高田篤志、私の元夫の一つ下の幼馴染で私たちと同じ大学出身の彼が、静かな声で私に言った。
「久しぶりですね、潤さん」
「あの・・・そうね。高田君も元気そうで・・・」
何とかのろのろだけど、私も言葉を返す。そしてテーブルの下で転がしていたパンプスを足で探した。
捻った状態の体が苦しくて、しかも彼も背が高いので、遅ればせながら立ち上がる。
「――――――・・・こんにちは」
会ったら、絶対に笑おうって、心に決めていた。
元夫である平林孝太はここにはいない。
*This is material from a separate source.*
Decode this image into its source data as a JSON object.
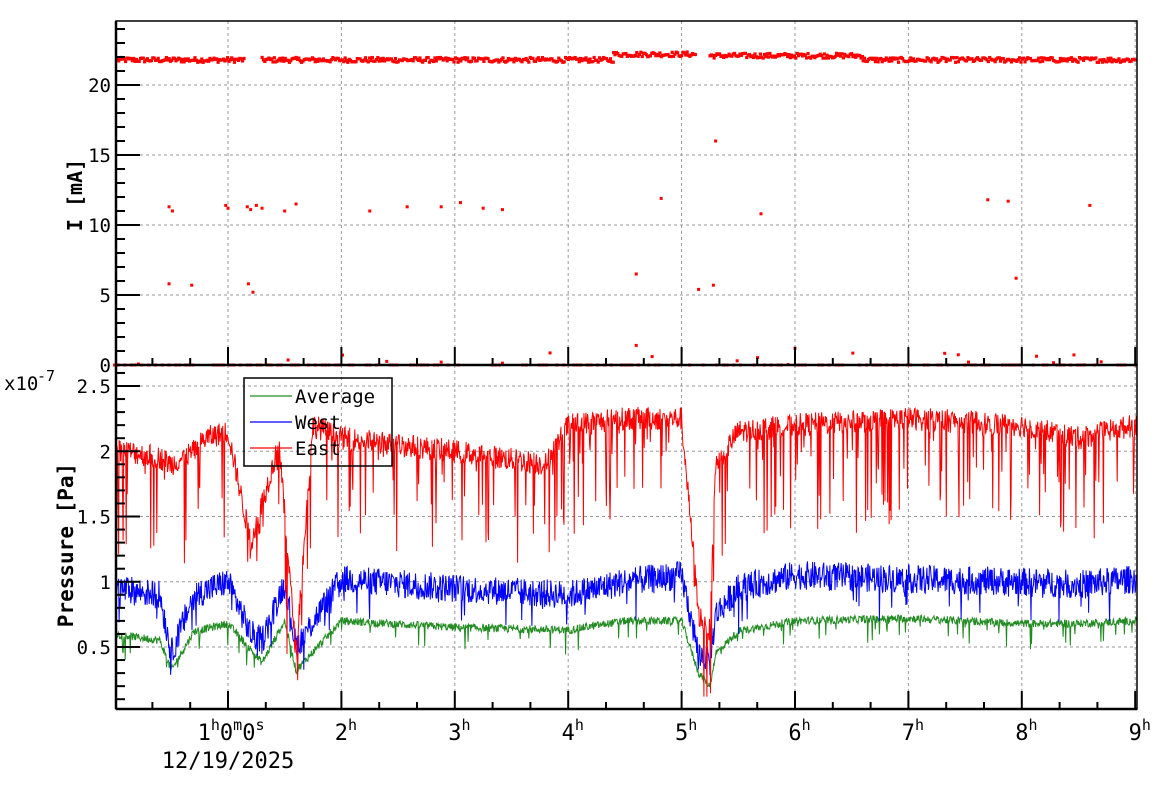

それは知っているけれど、高田君はくるかもしれない、そう思っていたのだ。
なぜなら、彼はいつまでも私達のことを心配してくれていたから。
今の私の生活を知らない、だから、顔を見に来るのではないかと思っていた。そして元夫の代わりに私と話し、元気だったよ、と伝えるのかも、と。
周りがそうすすめるのではなくて、高田君本人がそれを望むのではないかって、思っていたのだ。
やっぱり、来ていた。
・・・本当に真面目なんだから。
私はつい微笑が苦笑に変わる。この人、まだ孝太君の世話を焼いてるのかしら、そう思って。